Although the Catalan government are of the opinion that over 90% of voters voted in favour of independence, opinion polls and analysts are of the the opinion that this may not be the case as only 43% of registered voters turned up for the referendum.
Caixabank, Spain's number 3 bank, and Banco Sabadell, the number 5, have both moved their head offices out of Catalonia last week following an independence referendum that the Madrid government attempted to block.
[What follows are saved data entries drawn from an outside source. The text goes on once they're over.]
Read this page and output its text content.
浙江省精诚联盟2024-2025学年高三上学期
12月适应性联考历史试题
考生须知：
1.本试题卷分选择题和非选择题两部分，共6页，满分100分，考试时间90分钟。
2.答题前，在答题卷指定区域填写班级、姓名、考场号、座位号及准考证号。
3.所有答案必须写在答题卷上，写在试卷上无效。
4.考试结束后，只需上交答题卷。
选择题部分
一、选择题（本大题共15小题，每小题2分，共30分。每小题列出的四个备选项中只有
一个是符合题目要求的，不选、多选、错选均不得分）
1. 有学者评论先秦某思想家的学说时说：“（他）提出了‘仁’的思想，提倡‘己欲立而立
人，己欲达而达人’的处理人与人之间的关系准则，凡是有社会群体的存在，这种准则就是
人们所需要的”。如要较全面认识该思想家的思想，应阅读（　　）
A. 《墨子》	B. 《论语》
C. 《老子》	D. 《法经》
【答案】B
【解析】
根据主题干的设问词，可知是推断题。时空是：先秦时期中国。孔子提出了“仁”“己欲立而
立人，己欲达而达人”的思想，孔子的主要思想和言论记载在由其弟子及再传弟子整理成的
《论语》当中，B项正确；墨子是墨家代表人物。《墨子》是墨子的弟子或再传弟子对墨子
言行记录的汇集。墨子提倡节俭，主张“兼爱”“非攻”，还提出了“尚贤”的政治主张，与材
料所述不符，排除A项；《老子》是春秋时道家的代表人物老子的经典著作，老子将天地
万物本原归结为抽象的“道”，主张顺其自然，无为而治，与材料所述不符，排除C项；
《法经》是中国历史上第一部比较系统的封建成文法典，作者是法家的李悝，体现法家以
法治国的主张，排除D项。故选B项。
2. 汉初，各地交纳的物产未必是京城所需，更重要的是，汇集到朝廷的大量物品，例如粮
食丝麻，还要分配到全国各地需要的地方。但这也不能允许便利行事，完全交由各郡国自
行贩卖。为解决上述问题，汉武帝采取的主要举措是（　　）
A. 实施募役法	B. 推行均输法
It is home to 7.5 million people and accounts for about a fifth of Spain's economy.
Rajoy says he would only hold talks with Puigdemont's side if the Catalan separatists abandoned their independence bid in line with the Spanish constitution.
Puigdemont hinted in an interview on Sunday that the region would go ahead with the declaration if Madrid continued to refuse dialogue.
Meanwhile, Nils Muizneks, the Human Rights Commissioner of the Council of Europe, revealed that he has requested Spain's Ministry of the Interior set up an independent enquiry into multiple claims of disproportionate use of excessive force by the Spanish police during the banned referendum on 1 October.
Despite the outrage, Rajoy and Spanish King Felipe VI defended the police and doubled down on their stance to take whatever measures necessary to keep Catalonia from seceding.
But Rajoy assured Catalan leaders that there "is still time" to backtrack and avoid the imposition of direct rule.